Ambienti confinati: compiti di impresa e lavoratori

Nel nostro ordinamento giuridico si prevede che per lavorare in tali ambienti serva una precisa abilitazione e una accurata organizzazione dell’impresa, con almeno il 30% di personale con esperienza almeno triennale in tale ambito lavorativo, con situazioni contrattuali stabili (tempo indeterminato). L’impresa deve provvedere alla adeguata sorveglianza sanitaria e alla fornitura dei Dispositivi di Protezione Individuali necessari per lo svolgimento dell’attività. Inoltre tutte le maestranze impiegate devono essere debitamente informate dalla committenza sulle caratteristiche dell’ambiente in cui opereranno e tale prescrizione deve avvenire per la durata di almeno un giorno (fatto piuttosto particolare poiché non si può ricondurre alla durata di un giorno l’informazione dovuta per qualunque caso lavorativo). Le attività devono inoltre esser organizzate per ridurre al minimo, o eliminare, i rischi e con le previsioni di eventuali fase critiche di rischio elevato e di soccorso da attuare in coordinamento con il servizio sanitario nazionale d’emergenza o i Vigili del Fuoco.
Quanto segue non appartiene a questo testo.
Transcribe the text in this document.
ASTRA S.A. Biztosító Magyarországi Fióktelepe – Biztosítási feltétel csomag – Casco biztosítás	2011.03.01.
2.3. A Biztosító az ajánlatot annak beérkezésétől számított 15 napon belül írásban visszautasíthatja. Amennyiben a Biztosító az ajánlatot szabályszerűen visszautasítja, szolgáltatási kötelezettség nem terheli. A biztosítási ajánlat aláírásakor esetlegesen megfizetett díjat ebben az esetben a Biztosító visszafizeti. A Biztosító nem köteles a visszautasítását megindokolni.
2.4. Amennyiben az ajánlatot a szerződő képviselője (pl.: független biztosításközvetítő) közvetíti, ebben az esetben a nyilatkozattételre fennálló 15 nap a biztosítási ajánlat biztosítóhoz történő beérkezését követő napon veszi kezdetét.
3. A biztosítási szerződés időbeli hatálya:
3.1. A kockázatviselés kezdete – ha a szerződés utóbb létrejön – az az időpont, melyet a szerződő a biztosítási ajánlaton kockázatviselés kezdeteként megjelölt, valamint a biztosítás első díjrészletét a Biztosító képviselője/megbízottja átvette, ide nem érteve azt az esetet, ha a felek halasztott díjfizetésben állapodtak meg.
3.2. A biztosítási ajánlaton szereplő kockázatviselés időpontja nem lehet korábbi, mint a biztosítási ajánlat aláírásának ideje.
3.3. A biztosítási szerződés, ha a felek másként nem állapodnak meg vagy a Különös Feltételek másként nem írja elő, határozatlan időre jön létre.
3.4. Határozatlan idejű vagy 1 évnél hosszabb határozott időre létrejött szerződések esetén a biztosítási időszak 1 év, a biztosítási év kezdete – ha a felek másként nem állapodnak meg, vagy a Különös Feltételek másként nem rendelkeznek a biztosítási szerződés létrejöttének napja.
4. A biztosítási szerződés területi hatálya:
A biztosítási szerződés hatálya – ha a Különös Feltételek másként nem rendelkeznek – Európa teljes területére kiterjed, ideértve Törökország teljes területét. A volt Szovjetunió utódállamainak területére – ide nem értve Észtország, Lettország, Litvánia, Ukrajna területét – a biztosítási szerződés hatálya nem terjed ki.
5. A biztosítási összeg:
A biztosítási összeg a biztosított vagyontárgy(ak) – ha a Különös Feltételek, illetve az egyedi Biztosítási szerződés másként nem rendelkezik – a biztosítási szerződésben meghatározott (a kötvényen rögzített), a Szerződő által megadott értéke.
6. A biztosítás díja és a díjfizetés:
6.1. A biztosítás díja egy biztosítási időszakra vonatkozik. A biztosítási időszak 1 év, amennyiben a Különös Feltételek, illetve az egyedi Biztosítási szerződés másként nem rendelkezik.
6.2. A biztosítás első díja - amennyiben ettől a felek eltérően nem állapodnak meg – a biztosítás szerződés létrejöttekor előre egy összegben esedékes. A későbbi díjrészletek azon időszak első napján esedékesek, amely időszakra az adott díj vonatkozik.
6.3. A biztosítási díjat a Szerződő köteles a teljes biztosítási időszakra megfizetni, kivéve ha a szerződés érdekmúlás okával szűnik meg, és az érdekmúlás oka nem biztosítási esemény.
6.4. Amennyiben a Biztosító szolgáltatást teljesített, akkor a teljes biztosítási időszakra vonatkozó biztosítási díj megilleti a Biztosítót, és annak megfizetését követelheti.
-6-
Più formazione per il settore edile: l’elettricista maldestro

Ora, bisognerebbe probabilmente fare in modo che i lavoratori del settore edile siano più informati su tali situazioni di pericolo, quand’anche lavorino per un’impresa non abilitata allo svolgimento dell’esame attività negli ambienti confinanti, quanto meno al fine di poter riconoscere questi ultimi con gli annessi pericoli. A giustificazione di ciò si pensi a un semplice esempio: la rottura di parti elettriche presenti all’interno di una cisterna in acciaio inox per la fermentazione e conservazione dei prodotti vinicoli (una ventolina che permette di miscelare il vino o un marchingegno elettronico che misura temperatura o altri fattori). A eseguire la riparazione in loco potrebbe esser un elettricista qualunque, infilando il busto all’interno della cisterna per poter operare. Quasi nessun elettricista ha l’abilitazione ad operare in ambienti confinati poiché quando mai un elettricista pensa di dover lavorare in un ambiente confinato?! Ma nell’esempio in questione il busto viene completamente infilato all’interno di una cisterna senza neanche sapere che qualità di aria vi si trova all’interno. Per un lavoratore in tal caso è fondamentale almeno riconoscere il pericolo e agire di conseguenza con delle verifiche prima di addentrarsi per la riparazione o sospendere momentaneamente la lavorazione in attesa di maggiori informazioni sulla cisterna.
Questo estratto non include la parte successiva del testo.